Sur la page bleue de la poésie, s’ouvre ensuite une « Fenêtre sur Art », privilégiant le dialogue des arts – Ut pictura poesis comme l’écrivit Horace dans son Art poétique – dialogue ouvrant en guise de mise en abyme, une fenêtre dans la fenêtre poétique de la revue et sa couverture
L’ailleurs poétique que constitue l’ouverture de la revue (précieuse innovation en son temps) aux poètes étrangers, naguère intitulé « Poésie du monde », a décidé de faire peau neuve en revêtant le titre d’« Ailleurs est ici », titre de facture plus universelle et moins galvaudée, emprunté à un recueil inédit de Gaston Marty.

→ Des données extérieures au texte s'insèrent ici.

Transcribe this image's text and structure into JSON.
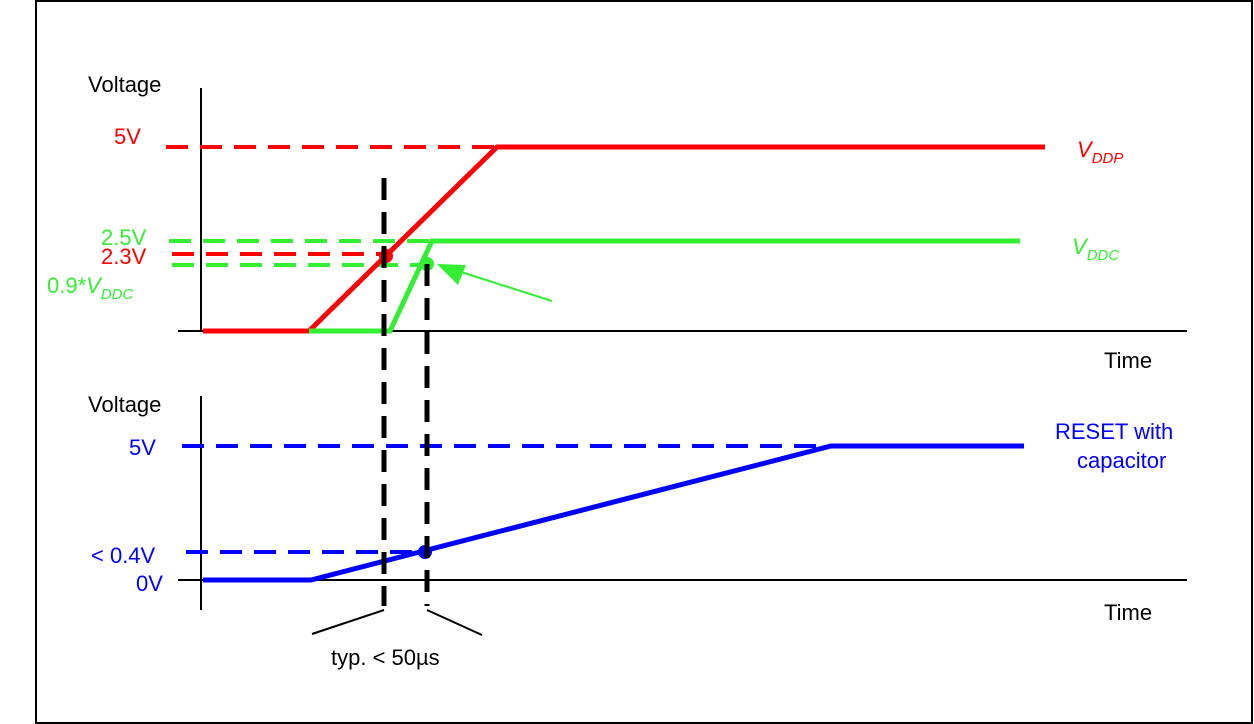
{
  "colors": {
    "vddp": "#ff0000",
    "vddc": "#33ee33",
    "reset": "#0000ff",
    "axis": "#000000",
    "marker": "#000000",
    "frame": "#000000"
  },
  "top_plot": {
    "y_axis_label": "Voltage",
    "x_axis_label": "Time",
    "levels": {
      "vddp_5v": "5V",
      "vddc_2_5v": "2.5V",
      "vddp_2_3v": "2.3V",
      "vddc_threshold_prefix": "0.9*",
      "vddc_threshold_v": "V",
      "vddc_threshold_sub": "DDC"
    },
    "series_labels": {
      "vddp_v": "V",
      "vddp_sub": "DDP",
      "vddc_v": "V",
      "vddc_sub": "DDC"
    }
  },
  "bottom_plot": {
    "y_axis_label": "Voltage",
    "x_axis_label": "Time",
    "levels": {
      "v5": "5V",
      "v04": "< 0.4V",
      "v0": "0V"
    },
    "series_label_line1": "RESET with",
    "series_label_line2": "capacitor"
  },
  "timing_annotation": "typ. < 50µs"
}
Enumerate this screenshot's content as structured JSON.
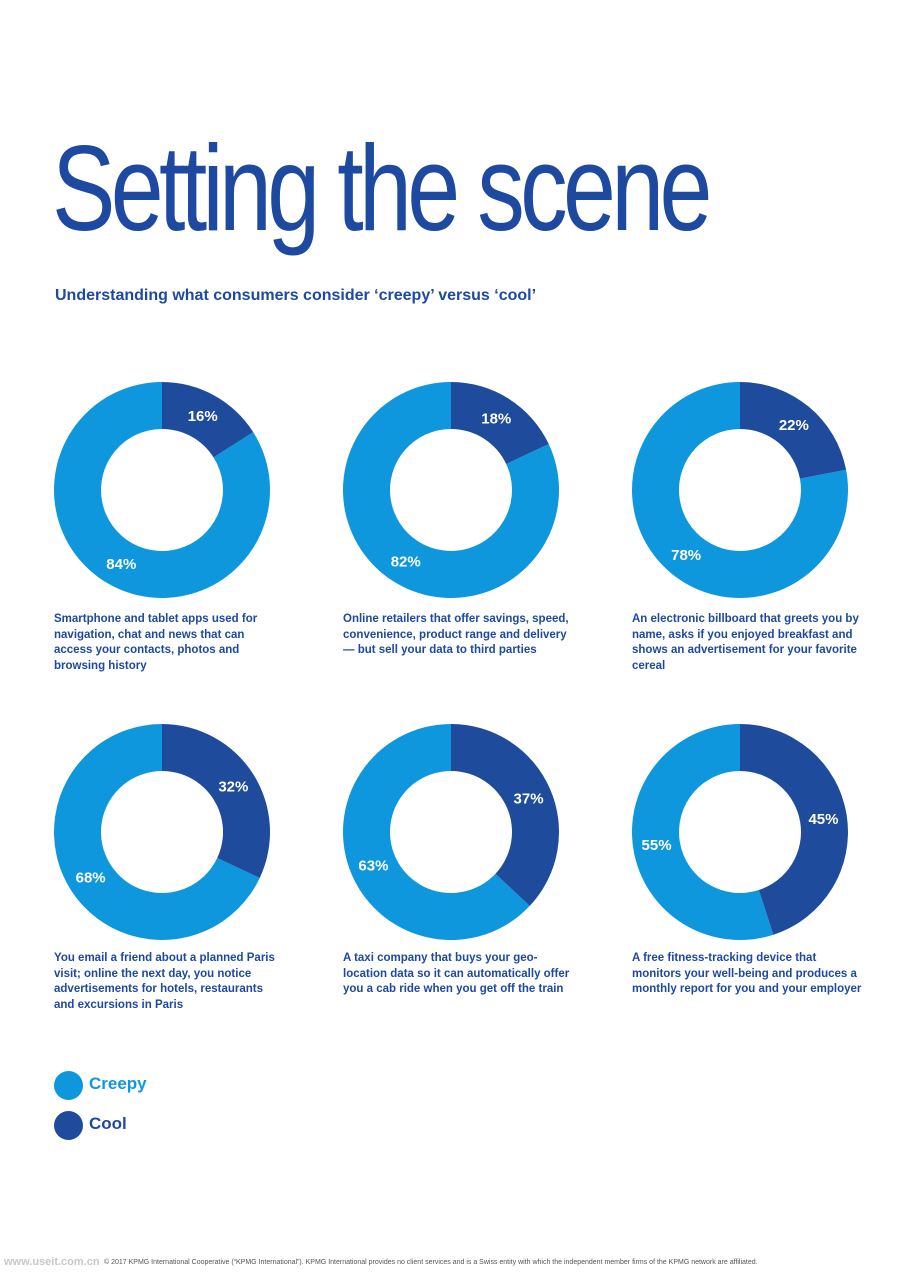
{
  "title": "Setting the scene",
  "subtitle": "Understanding what consumers consider ‘creepy’ versus ‘cool’",
  "colors": {
    "creepy": "#0f97dd",
    "cool": "#1e4b9b",
    "text": "#1e49a0"
  },
  "legend": [
    {
      "label": "Creepy",
      "color": "#0f97dd"
    },
    {
      "label": "Cool",
      "color": "#1e4b9b"
    }
  ],
  "footer": "© 2017 KPMG International Cooperative (“KPMG International”). KPMG International provides no client services and is a Swiss entity with which the independent member firms of the KPMG network are affiliated.",
  "watermark": "www.useit.com.cn",
  "chart_data": [
    {
      "type": "pie",
      "caption": "Smartphone and tablet apps used for navigation, chat and news that can access your contacts, photos and browsing history",
      "series": [
        {
          "name": "Cool",
          "value": 16,
          "label": "16%"
        },
        {
          "name": "Creepy",
          "value": 84,
          "label": "84%"
        }
      ]
    },
    {
      "type": "pie",
      "caption": "Online retailers that offer savings, speed, convenience, product range and delivery — but sell your data to third parties",
      "series": [
        {
          "name": "Cool",
          "value": 18,
          "label": "18%"
        },
        {
          "name": "Creepy",
          "value": 82,
          "label": "82%"
        }
      ]
    },
    {
      "type": "pie",
      "caption": "An electronic billboard that greets you by name, asks if you enjoyed breakfast and shows an advertisement for your favorite cereal",
      "series": [
        {
          "name": "Cool",
          "value": 22,
          "label": "22%"
        },
        {
          "name": "Creepy",
          "value": 78,
          "label": "78%"
        }
      ]
    },
    {
      "type": "pie",
      "caption": "You email a friend about a planned Paris visit; online the next day, you notice advertisements for hotels, restaurants and excursions in Paris",
      "series": [
        {
          "name": "Cool",
          "value": 32,
          "label": "32%"
        },
        {
          "name": "Creepy",
          "value": 68,
          "label": "68%"
        }
      ]
    },
    {
      "type": "pie",
      "caption": "A taxi company that buys your geo-location data so it can automatically offer you a cab ride when you get off the train",
      "series": [
        {
          "name": "Cool",
          "value": 37,
          "label": "37%"
        },
        {
          "name": "Creepy",
          "value": 63,
          "label": "63%"
        }
      ]
    },
    {
      "type": "pie",
      "caption": "A free fitness-tracking device that monitors your well-being and produces a monthly report for you and your employer",
      "series": [
        {
          "name": "Cool",
          "value": 45,
          "label": "45%"
        },
        {
          "name": "Creepy",
          "value": 55,
          "label": "55%"
        }
      ]
    }
  ]
}
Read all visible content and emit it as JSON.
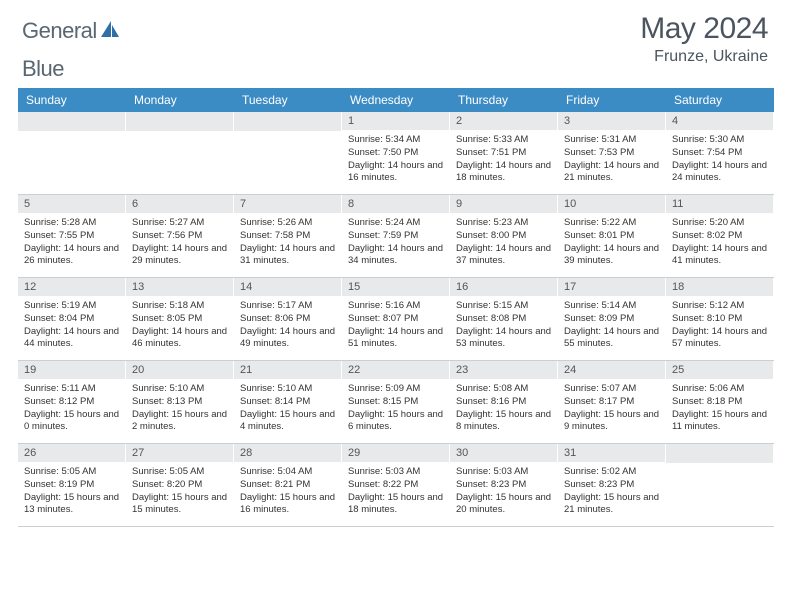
{
  "brand": {
    "part1": "General",
    "part2": "Blue"
  },
  "title": "May 2024",
  "location": "Frunze, Ukraine",
  "colors": {
    "header_bg": "#3b8bc4",
    "header_text": "#ffffff",
    "daynum_bg": "#e7e9eb",
    "text": "#333333",
    "title_text": "#4a5560",
    "logo_gray": "#5a6770",
    "logo_blue": "#2f6fa8",
    "border": "#c8d0d6"
  },
  "day_names": [
    "Sunday",
    "Monday",
    "Tuesday",
    "Wednesday",
    "Thursday",
    "Friday",
    "Saturday"
  ],
  "weeks": [
    [
      {
        "n": "",
        "lines": []
      },
      {
        "n": "",
        "lines": []
      },
      {
        "n": "",
        "lines": []
      },
      {
        "n": "1",
        "lines": [
          "Sunrise: 5:34 AM",
          "Sunset: 7:50 PM",
          "Daylight: 14 hours and 16 minutes."
        ]
      },
      {
        "n": "2",
        "lines": [
          "Sunrise: 5:33 AM",
          "Sunset: 7:51 PM",
          "Daylight: 14 hours and 18 minutes."
        ]
      },
      {
        "n": "3",
        "lines": [
          "Sunrise: 5:31 AM",
          "Sunset: 7:53 PM",
          "Daylight: 14 hours and 21 minutes."
        ]
      },
      {
        "n": "4",
        "lines": [
          "Sunrise: 5:30 AM",
          "Sunset: 7:54 PM",
          "Daylight: 14 hours and 24 minutes."
        ]
      }
    ],
    [
      {
        "n": "5",
        "lines": [
          "Sunrise: 5:28 AM",
          "Sunset: 7:55 PM",
          "Daylight: 14 hours and 26 minutes."
        ]
      },
      {
        "n": "6",
        "lines": [
          "Sunrise: 5:27 AM",
          "Sunset: 7:56 PM",
          "Daylight: 14 hours and 29 minutes."
        ]
      },
      {
        "n": "7",
        "lines": [
          "Sunrise: 5:26 AM",
          "Sunset: 7:58 PM",
          "Daylight: 14 hours and 31 minutes."
        ]
      },
      {
        "n": "8",
        "lines": [
          "Sunrise: 5:24 AM",
          "Sunset: 7:59 PM",
          "Daylight: 14 hours and 34 minutes."
        ]
      },
      {
        "n": "9",
        "lines": [
          "Sunrise: 5:23 AM",
          "Sunset: 8:00 PM",
          "Daylight: 14 hours and 37 minutes."
        ]
      },
      {
        "n": "10",
        "lines": [
          "Sunrise: 5:22 AM",
          "Sunset: 8:01 PM",
          "Daylight: 14 hours and 39 minutes."
        ]
      },
      {
        "n": "11",
        "lines": [
          "Sunrise: 5:20 AM",
          "Sunset: 8:02 PM",
          "Daylight: 14 hours and 41 minutes."
        ]
      }
    ],
    [
      {
        "n": "12",
        "lines": [
          "Sunrise: 5:19 AM",
          "Sunset: 8:04 PM",
          "Daylight: 14 hours and 44 minutes."
        ]
      },
      {
        "n": "13",
        "lines": [
          "Sunrise: 5:18 AM",
          "Sunset: 8:05 PM",
          "Daylight: 14 hours and 46 minutes."
        ]
      },
      {
        "n": "14",
        "lines": [
          "Sunrise: 5:17 AM",
          "Sunset: 8:06 PM",
          "Daylight: 14 hours and 49 minutes."
        ]
      },
      {
        "n": "15",
        "lines": [
          "Sunrise: 5:16 AM",
          "Sunset: 8:07 PM",
          "Daylight: 14 hours and 51 minutes."
        ]
      },
      {
        "n": "16",
        "lines": [
          "Sunrise: 5:15 AM",
          "Sunset: 8:08 PM",
          "Daylight: 14 hours and 53 minutes."
        ]
      },
      {
        "n": "17",
        "lines": [
          "Sunrise: 5:14 AM",
          "Sunset: 8:09 PM",
          "Daylight: 14 hours and 55 minutes."
        ]
      },
      {
        "n": "18",
        "lines": [
          "Sunrise: 5:12 AM",
          "Sunset: 8:10 PM",
          "Daylight: 14 hours and 57 minutes."
        ]
      }
    ],
    [
      {
        "n": "19",
        "lines": [
          "Sunrise: 5:11 AM",
          "Sunset: 8:12 PM",
          "Daylight: 15 hours and 0 minutes."
        ]
      },
      {
        "n": "20",
        "lines": [
          "Sunrise: 5:10 AM",
          "Sunset: 8:13 PM",
          "Daylight: 15 hours and 2 minutes."
        ]
      },
      {
        "n": "21",
        "lines": [
          "Sunrise: 5:10 AM",
          "Sunset: 8:14 PM",
          "Daylight: 15 hours and 4 minutes."
        ]
      },
      {
        "n": "22",
        "lines": [
          "Sunrise: 5:09 AM",
          "Sunset: 8:15 PM",
          "Daylight: 15 hours and 6 minutes."
        ]
      },
      {
        "n": "23",
        "lines": [
          "Sunrise: 5:08 AM",
          "Sunset: 8:16 PM",
          "Daylight: 15 hours and 8 minutes."
        ]
      },
      {
        "n": "24",
        "lines": [
          "Sunrise: 5:07 AM",
          "Sunset: 8:17 PM",
          "Daylight: 15 hours and 9 minutes."
        ]
      },
      {
        "n": "25",
        "lines": [
          "Sunrise: 5:06 AM",
          "Sunset: 8:18 PM",
          "Daylight: 15 hours and 11 minutes."
        ]
      }
    ],
    [
      {
        "n": "26",
        "lines": [
          "Sunrise: 5:05 AM",
          "Sunset: 8:19 PM",
          "Daylight: 15 hours and 13 minutes."
        ]
      },
      {
        "n": "27",
        "lines": [
          "Sunrise: 5:05 AM",
          "Sunset: 8:20 PM",
          "Daylight: 15 hours and 15 minutes."
        ]
      },
      {
        "n": "28",
        "lines": [
          "Sunrise: 5:04 AM",
          "Sunset: 8:21 PM",
          "Daylight: 15 hours and 16 minutes."
        ]
      },
      {
        "n": "29",
        "lines": [
          "Sunrise: 5:03 AM",
          "Sunset: 8:22 PM",
          "Daylight: 15 hours and 18 minutes."
        ]
      },
      {
        "n": "30",
        "lines": [
          "Sunrise: 5:03 AM",
          "Sunset: 8:23 PM",
          "Daylight: 15 hours and 20 minutes."
        ]
      },
      {
        "n": "31",
        "lines": [
          "Sunrise: 5:02 AM",
          "Sunset: 8:23 PM",
          "Daylight: 15 hours and 21 minutes."
        ]
      },
      {
        "n": "",
        "lines": []
      }
    ]
  ]
}
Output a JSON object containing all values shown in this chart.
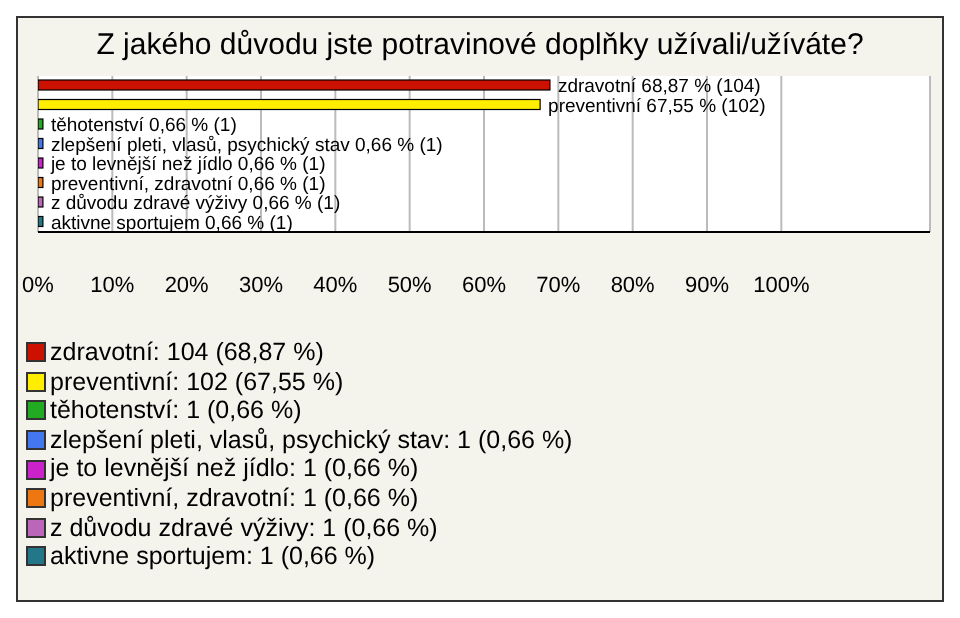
{
  "chart_data": {
    "type": "bar",
    "orientation": "horizontal",
    "stacked": true,
    "title": "Z jakého důvodu jste potravinové doplňky užívali/užíváte?",
    "categories": [
      null,
      null,
      null,
      null,
      null,
      null,
      null,
      null
    ],
    "series": [
      {
        "name": "zdravotní: 104 (68,87 %)",
        "color": "#cc1100",
        "values": [
          68.87,
          null,
          null,
          null,
          null,
          null,
          null,
          null
        ],
        "value_labels": [
          "zdravotní 68,87 % (104)",
          null,
          null,
          null,
          null,
          null,
          null,
          null
        ]
      },
      {
        "name": "preventivní: 102 (67,55 %)",
        "color": "#ffee00",
        "values": [
          null,
          67.55,
          null,
          null,
          null,
          null,
          null,
          null
        ],
        "value_labels": [
          null,
          "preventivní 67,55 % (102)",
          null,
          null,
          null,
          null,
          null,
          null
        ]
      },
      {
        "name": "těhotenství: 1 (0,66 %)",
        "color": "#22aa22",
        "values": [
          null,
          null,
          0.66,
          null,
          null,
          null,
          null,
          null
        ],
        "value_labels": [
          null,
          null,
          "těhotenství 0,66 % (1)",
          null,
          null,
          null,
          null,
          null
        ]
      },
      {
        "name": "zlepšení pleti, vlasů, psychický stav: 1 (0,66 %)",
        "color": "#4477ee",
        "values": [
          null,
          null,
          null,
          0.66,
          null,
          null,
          null,
          null
        ],
        "value_labels": [
          null,
          null,
          null,
          "zlepšení pleti, vlasů, psychický stav 0,66 % (1)",
          null,
          null,
          null,
          null
        ]
      },
      {
        "name": "je to levnější než jídlo: 1 (0,66 %)",
        "color": "#cc22cc",
        "values": [
          null,
          null,
          null,
          null,
          0.66,
          null,
          null,
          null
        ],
        "value_labels": [
          null,
          null,
          null,
          null,
          "je to levnější než jídlo 0,66 % (1)",
          null,
          null,
          null
        ]
      },
      {
        "name": "preventivní, zdravotní: 1 (0,66 %)",
        "color": "#ee7711",
        "values": [
          null,
          null,
          null,
          null,
          null,
          0.66,
          null,
          null
        ],
        "value_labels": [
          null,
          null,
          null,
          null,
          null,
          "preventivní, zdravotní 0,66 % (1)",
          null,
          null
        ]
      },
      {
        "name": "z důvodu zdravé výživy: 1 (0,66 %)",
        "color": "#bb66bb",
        "values": [
          null,
          null,
          null,
          null,
          null,
          null,
          0.66,
          null
        ],
        "value_labels": [
          null,
          null,
          null,
          null,
          null,
          null,
          "z důvodu zdravé výživy 0,66 % (1)",
          null
        ]
      },
      {
        "name": "aktivne sportujem: 1 (0,66 %)",
        "color": "#227788",
        "values": [
          null,
          null,
          null,
          null,
          null,
          null,
          null,
          0.66
        ],
        "value_labels": [
          null,
          null,
          null,
          null,
          null,
          null,
          null,
          "aktivne sportujem 0,66 % (1)"
        ]
      }
    ],
    "xlim": [
      0,
      120
    ],
    "xticks": [
      {
        "value": 0,
        "label": "0%"
      },
      {
        "value": 10,
        "label": "10%"
      },
      {
        "value": 20,
        "label": "20%"
      },
      {
        "value": 30,
        "label": "30%"
      },
      {
        "value": 40,
        "label": "40%"
      },
      {
        "value": 50,
        "label": "50%"
      },
      {
        "value": 60,
        "label": "60%"
      },
      {
        "value": 70,
        "label": "70%"
      },
      {
        "value": 80,
        "label": "80%"
      },
      {
        "value": 90,
        "label": "90%"
      },
      {
        "value": 100,
        "label": "100%"
      }
    ],
    "grid": "x",
    "legend": "bottom"
  }
}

Enfin, le travail de la vague marine qui érode la matière poétique, nous gratifie régulièrement de « Fleur de sel » échouée sur la page de la revue, quintessence de recensions sur l’actualité littéraire à partager, écume poétique du moment et saveur d’exotisme.
Car sans le sel de la vague poétique – brisure de l’empire de la raison – la vie n’aurait saveur.
Telle cette colonne « torse » marquant le passage d’un maître sculpteur à un autre lors de la construction du monastère roman de Santo Domingo de Silos au sud de Burgos…
Que ce nouveau Souffles marque un tournant dans l’héritage de la revue.